First Darby has to trick his way out to the real world again, and once he does, he needs to keep King Brian (the perfectly cast Jimmy O’Dea) from dragging him back, so they have a whiskey-drinking and rhyming contest till dawn. Once there’s daylight, the leprechaun’s powers are gone, and Darby just needs to sic the barn cat on him to get his way. From then on he’s got the king in a sack, and the battle is on to see if he can get any of his wishes before the King can make him waste them all! It’s great fun, interspersed with the chaste romance of Katie and Michael, set on the Disney backlots with some nice matte paintings reminiscent of Ireland. Having been there, the castles and ruins stood out as unlikely, but I could imagine a ring fort instead.

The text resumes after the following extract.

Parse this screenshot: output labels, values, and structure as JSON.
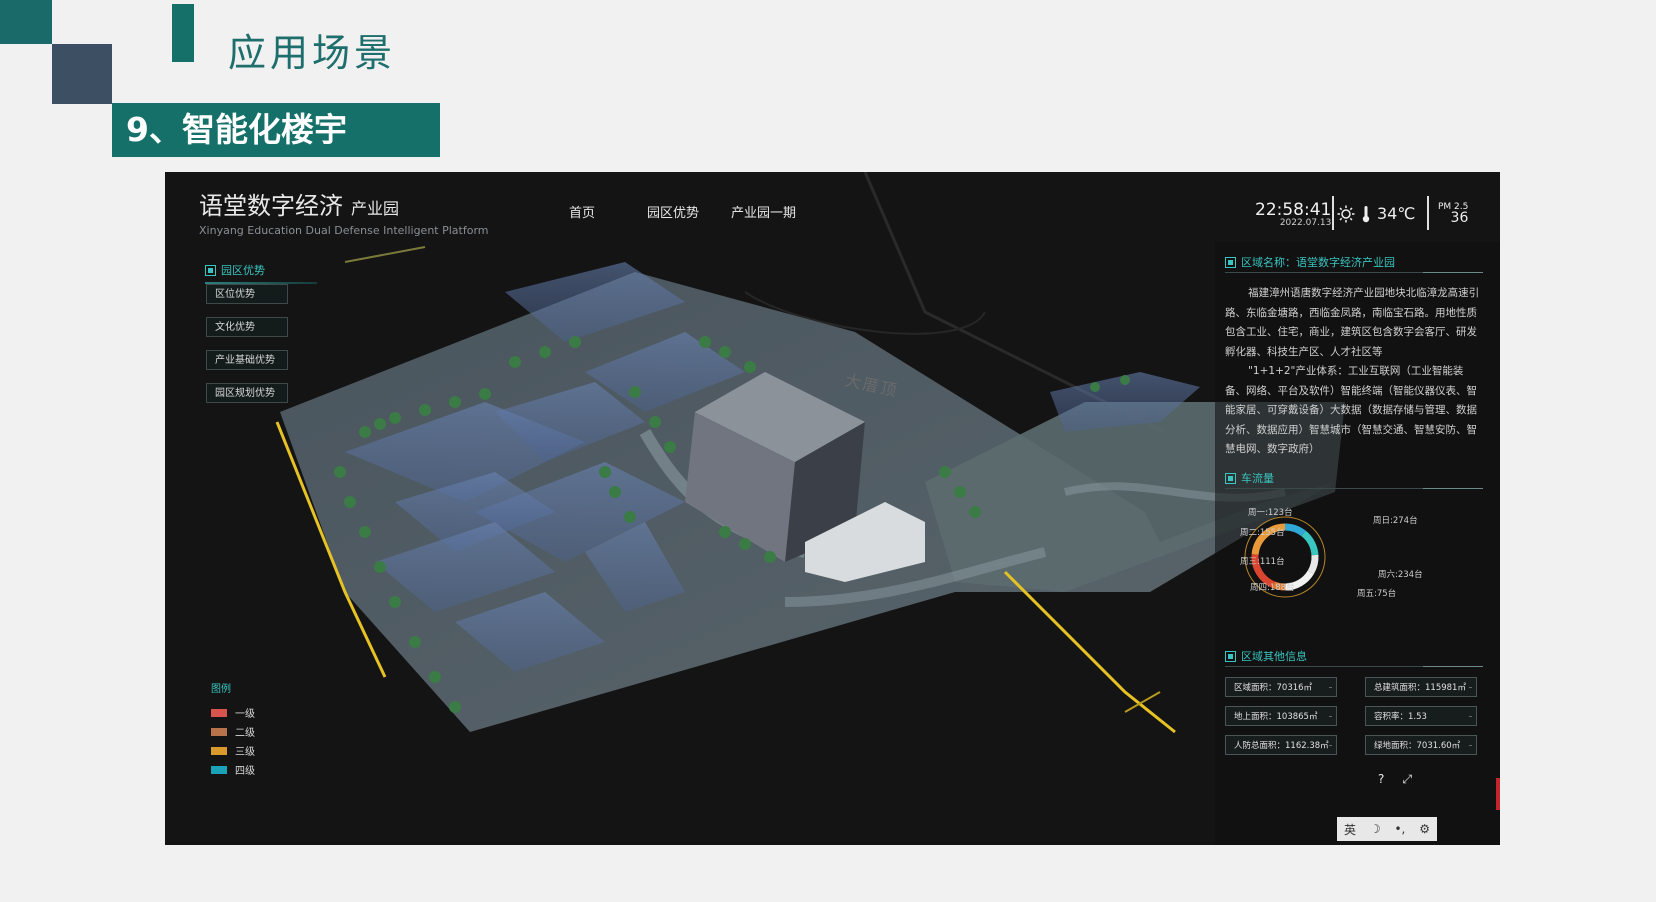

Once we’ve had all our fun with a leprechaun in a sack, it’s time for Sheelah Sugrue and Pony to start their mischief, turning Katie against Michael with chicanery, so she flees on the mountain road on the night the banshee howls. That banshee scared the shamrocks out of me as a kid. Now I have my grandfather’s shillelagh and a belt of Jameson handy to protect me, but back then it was good for a nightmare or two! The story turns true to its fairy tale roots then, as the banshee haunts poor Katie, and the Death Coach comes for her. Darby’s fight for his daughter’s life could be right from the classic deal with the devil, and not even King Brian can save him from his fate- or can he?

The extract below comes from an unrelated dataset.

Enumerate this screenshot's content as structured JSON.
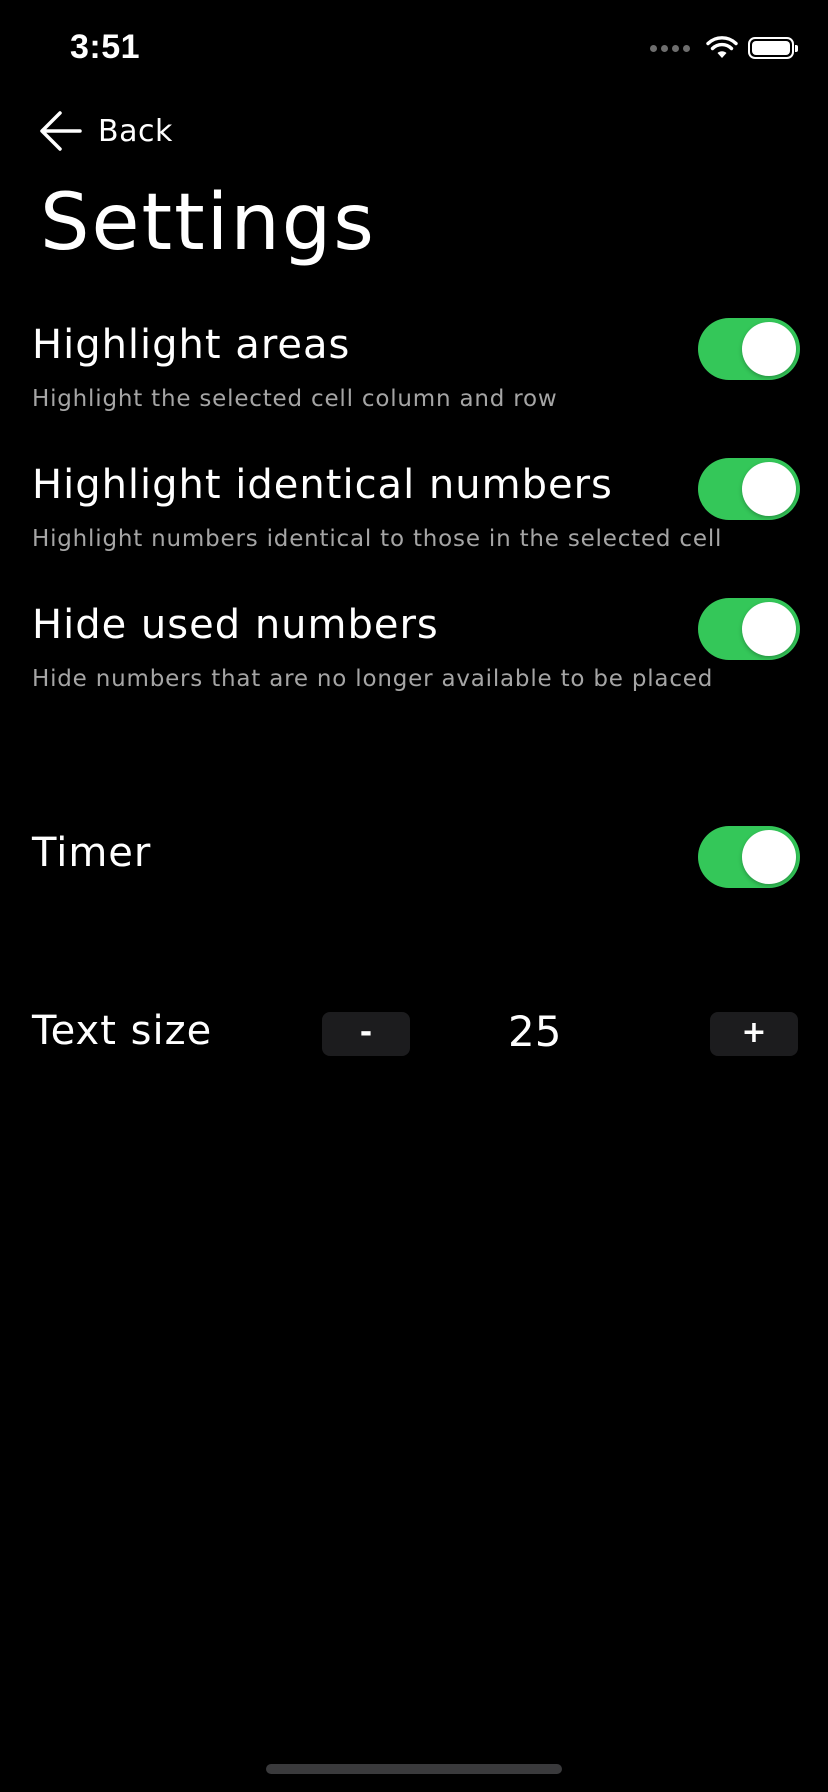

Sure it’s cheesy Disney, but it’s one of their best live-action fantasy films. It takes a while to take off, but it’s good clean fun. The perspective effects are quite good, and when they’re not- such as when it’s an obvious doll being thrown into Darby’s gunny sack, or a hilariously fake little arm fending off the cat- it just makes it even more endearing. The glow effects for the Death Coach and the Banshee are very dated, but work in this case- they’re used sparingly and in misty darkness. And when you see the banshee’s face, it’s still creepy 50 years later. For the adults, there’ll always be John Wayne having to prove his mettle to Maureen O’Hara- a movie with nearly as idyllic a view of Ireland as this one- but for the kids, watching Darby O’Gill play his fiddle for a roomful of leprechauns is still great fun.